The design of applications and services has a significant influence on the performance of those programs in an SMP environment. This section is a brief summary of techniques that applications designers can implement to maximize the efficiency of their program on multiprocessing systems. More detailed discussions of writing applications that scale well to multiple processors appear on the Microsoft® Developer Network (MSDN).

Application developers can optimize application performance for SMP systems in the following ways:

  • Keep the number of threads to a minimum. Generally, two to four application or server threads per processor works well.

  • Limit processor queue depth. Keep the processor queue length (the number of ready threads waiting to run) in the range of two to three per processor. Depending on the characteristics of the application, such as the time a thread spends blocked or waiting for an I/O operation, the number of threads can be adjusted.

  • Use a thread pool rather than one thread per client. It is more efficient to use a thread pool with an I/O completion port rather than to have a thread for each client, with the thread pool partitioned to each processor.

  • Use I/O completion ports. I/O completion ports control the number of active threads to yield optimal throughput. Per-processor I/O completion ports can be implemented in an application or server to ensure completion of a work item from start to finish on the same processor.

  • To minimize the cost of synchronization mechanisms, keep critical sections small and avoid shared data whenever possible. Synchronize shared data but do not try to synchronize code paths. Although critical sections — synchronization objects defined in the Win32 API — are a very fast method for mutual exclusion within a single multithreaded process, when contention arises, critical sections initiate context switching. Large numbers of critical section or spinlock acquisitions cause heavy data-access sharing and should be avoided.
    Spinlocks are an extension of IRQL on SMP systems. They are used to synchronize kernel and driver data structures among interrupts, DPCs, or threads of execution running concurrently on an SMP computer. A thread acquires a spinlock before accessing protected resources. The spinlock keeps other processors from accessing the critical section (shared data) until the spinlock is released. A processor that is waiting for the spinlock loops until the spinlock is released.

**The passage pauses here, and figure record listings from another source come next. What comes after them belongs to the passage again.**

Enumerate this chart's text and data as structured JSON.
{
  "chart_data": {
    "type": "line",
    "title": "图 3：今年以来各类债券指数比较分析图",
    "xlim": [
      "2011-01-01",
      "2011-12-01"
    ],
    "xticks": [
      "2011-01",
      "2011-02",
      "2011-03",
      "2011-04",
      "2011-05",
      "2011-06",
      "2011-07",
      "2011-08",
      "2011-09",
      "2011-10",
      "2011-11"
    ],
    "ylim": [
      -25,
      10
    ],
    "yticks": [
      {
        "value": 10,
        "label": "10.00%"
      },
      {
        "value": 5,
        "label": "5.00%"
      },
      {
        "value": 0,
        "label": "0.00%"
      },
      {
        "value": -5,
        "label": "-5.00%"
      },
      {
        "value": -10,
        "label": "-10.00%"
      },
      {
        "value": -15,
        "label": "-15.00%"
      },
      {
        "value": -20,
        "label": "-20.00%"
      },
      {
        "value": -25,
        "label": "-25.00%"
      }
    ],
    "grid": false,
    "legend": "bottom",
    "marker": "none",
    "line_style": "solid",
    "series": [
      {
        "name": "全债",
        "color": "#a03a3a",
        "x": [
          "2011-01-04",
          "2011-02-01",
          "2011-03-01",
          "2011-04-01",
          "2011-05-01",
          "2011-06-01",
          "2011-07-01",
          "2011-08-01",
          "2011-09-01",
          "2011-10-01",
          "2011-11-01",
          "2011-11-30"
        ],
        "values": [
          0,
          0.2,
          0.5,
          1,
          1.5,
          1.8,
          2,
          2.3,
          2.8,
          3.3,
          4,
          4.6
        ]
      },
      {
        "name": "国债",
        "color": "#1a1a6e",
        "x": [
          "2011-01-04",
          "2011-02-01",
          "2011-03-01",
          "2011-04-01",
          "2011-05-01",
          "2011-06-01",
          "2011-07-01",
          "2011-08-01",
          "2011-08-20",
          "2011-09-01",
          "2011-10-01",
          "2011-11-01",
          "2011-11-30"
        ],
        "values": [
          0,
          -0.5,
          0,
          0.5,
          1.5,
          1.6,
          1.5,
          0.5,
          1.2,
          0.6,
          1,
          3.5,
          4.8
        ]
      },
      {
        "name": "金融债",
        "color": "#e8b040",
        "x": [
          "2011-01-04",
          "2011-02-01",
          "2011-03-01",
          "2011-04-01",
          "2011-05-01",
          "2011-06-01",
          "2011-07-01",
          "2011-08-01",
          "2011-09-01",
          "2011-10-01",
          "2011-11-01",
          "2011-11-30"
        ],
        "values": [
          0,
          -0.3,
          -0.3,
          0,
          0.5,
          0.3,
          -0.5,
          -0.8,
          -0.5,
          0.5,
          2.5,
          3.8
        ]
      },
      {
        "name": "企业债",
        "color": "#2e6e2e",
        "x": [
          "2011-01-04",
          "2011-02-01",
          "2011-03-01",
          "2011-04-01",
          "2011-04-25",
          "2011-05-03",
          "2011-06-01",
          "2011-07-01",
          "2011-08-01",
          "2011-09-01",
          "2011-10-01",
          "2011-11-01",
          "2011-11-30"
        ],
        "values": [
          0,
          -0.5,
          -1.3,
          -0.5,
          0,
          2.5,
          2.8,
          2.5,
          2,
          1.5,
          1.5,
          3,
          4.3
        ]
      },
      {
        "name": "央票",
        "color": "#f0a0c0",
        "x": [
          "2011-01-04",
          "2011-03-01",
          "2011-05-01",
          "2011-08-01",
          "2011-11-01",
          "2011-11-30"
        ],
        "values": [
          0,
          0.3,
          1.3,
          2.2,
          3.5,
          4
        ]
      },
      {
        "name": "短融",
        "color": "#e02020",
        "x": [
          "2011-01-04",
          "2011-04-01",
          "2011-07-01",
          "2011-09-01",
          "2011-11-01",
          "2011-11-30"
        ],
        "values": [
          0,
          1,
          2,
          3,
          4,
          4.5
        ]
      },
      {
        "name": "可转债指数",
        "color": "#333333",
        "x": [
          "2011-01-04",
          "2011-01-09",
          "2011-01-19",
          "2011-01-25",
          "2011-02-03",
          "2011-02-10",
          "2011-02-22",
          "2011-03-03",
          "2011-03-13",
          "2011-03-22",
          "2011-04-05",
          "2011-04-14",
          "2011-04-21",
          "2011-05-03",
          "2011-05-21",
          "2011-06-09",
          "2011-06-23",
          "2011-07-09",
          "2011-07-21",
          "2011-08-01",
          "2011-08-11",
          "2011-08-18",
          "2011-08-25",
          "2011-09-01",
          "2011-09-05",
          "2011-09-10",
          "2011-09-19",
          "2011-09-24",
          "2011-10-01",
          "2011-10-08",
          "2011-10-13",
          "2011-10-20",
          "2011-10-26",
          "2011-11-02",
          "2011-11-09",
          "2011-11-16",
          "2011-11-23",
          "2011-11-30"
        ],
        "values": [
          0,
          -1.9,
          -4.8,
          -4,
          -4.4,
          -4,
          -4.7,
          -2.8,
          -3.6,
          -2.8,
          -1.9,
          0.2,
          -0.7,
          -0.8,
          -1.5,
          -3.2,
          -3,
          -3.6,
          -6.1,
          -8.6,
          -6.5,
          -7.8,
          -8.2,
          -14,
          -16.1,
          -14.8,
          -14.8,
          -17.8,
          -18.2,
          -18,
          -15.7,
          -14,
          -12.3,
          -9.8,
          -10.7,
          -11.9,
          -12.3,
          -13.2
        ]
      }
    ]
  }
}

Another characteristic of spinlocks is the associated IRQL. Attempted acquisition of a spinlock temporarily raises the IRQL of the requesting processor to the IRQL associated with the spinlock. This prevents all lower IRQL activity on the same processor from running until IRQL is lowered. Interrupts at a higher IRQL can preempt the executing thread. In a driver, if IRQL is already at the desired level, use the spinlock acquire-and-release APIs that don't change IRQL. For more information about spinlocks and associated IRQLs, see the Driver Development Kit link on the Web Resources page at http://windows.microsoft.com/windows2000/reskit/webresources .

  • Avoid nested locks. Nesting locks can cause performance problems and reliability problems, such as deadlock. Always try to avoid nesting critical sections and spinlocks.

  • Partition the workload, including interrupts. Whenever possible, partition the workload a server or application handles. Partitioning allows very effective use of system resources.

In addition, intensive memory access due to copying, zeroing (for C2 security), and checksum operations reduces the ability to scale effectively across multiple processors. You can identify some of these problems through profiling. For more information about profiling tools, see the Platform Software Development Kit (SDK) link on the Web Resources page at http://windows.microsoft.com/windows2000/reskit/webresources .

  • Change applications to prevent data that might be used concurrently by threads on different processors from residing in the same cache block, or use processor affinity to force use of updated cache blocks only on a single processor.

  • Use asynchronous, overlapped I/O. In overlapped mode, a server application can initiate multiple I/O requests without waiting for previous requests to complete, thereby enabling it to service multiple clients asynchronously using a single thread.